Publikace na 1. lékařská fakulta, Fakulta tělesné výchovy a sportu, 2. lékařská fakulta |
2003

Tento text není v aktuálním jazyce dostupný. Zobrazuje se verze "en".Abstrakt

The possibilities of the implementation of the quantitative fluorescent polymerase chain reaction (QFPCR) in the molecular genetic detection of the most frequent aneuploidies of chromosomes 13, 18, 21, X and Y for their prenatal and postnatal diagnosis, are summarized. The use of the new STR markers for chromosomes 13, 18 and 21 was verified, as well as of the already widely used ones for rapid prenatal diagnosis in high (genetic) risk pregnancies.

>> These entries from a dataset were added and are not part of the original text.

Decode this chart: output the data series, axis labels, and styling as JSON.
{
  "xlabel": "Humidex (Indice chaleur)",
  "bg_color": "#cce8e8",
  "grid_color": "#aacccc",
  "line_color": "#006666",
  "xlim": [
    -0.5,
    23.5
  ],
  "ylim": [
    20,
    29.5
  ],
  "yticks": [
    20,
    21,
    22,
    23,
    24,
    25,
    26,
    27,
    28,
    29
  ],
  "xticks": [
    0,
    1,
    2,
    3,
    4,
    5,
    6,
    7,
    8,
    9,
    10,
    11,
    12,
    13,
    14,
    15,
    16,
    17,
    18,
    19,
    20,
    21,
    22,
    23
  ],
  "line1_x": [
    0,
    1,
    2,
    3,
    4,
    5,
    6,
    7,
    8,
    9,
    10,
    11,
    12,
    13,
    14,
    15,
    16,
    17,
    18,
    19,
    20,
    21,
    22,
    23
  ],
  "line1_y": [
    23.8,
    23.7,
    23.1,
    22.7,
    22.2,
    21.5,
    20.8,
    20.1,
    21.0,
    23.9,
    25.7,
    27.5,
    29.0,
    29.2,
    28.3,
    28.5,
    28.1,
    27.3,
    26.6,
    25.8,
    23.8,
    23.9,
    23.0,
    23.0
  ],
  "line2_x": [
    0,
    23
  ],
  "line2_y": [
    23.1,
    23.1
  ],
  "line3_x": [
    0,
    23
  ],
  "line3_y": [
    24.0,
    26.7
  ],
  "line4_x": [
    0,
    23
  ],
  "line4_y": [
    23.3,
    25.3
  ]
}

The use of only 0.1 mL of amniotic fluid of the non adherent amniocytes, that are discarded with the first change of culture medium, degenerated cells from abortions, mola hydatidosa, also allow reliable aneuploidy detection. The QFPCR was also applied for reliable determination of paternity, discrimination of zygosity, ascertainment of the parental and meiotic origin of aneuploidies, for the detection of the microchimerism of Y chromosome, of uniparental disomy (UPD).

Quantitative fluorescent PCR detects submicroscopical partial monosomies and trisomies with mapping of their extent, fertilization disorders and malignization risk in different types of mola hydatidosa, for elucidation of slide and culture mischanges in prenatal diagnosis. Quantitative fluorescent PCR also assures rapid diagnosis of severe prenatal disorders on any type of fetal cells in the range of first to third trimester.

Rapid prenatal sex determination is important in rational prenatal examination of X-linked metabolic and other disorders. These QFPCR studies are used for genetic counseling and for the study of the impact of the Chernobyl accident; different lifestyles and other exogenous factors; impact on the possible alteration of proportions of meiosis I and II, and of their maternal and parental origin.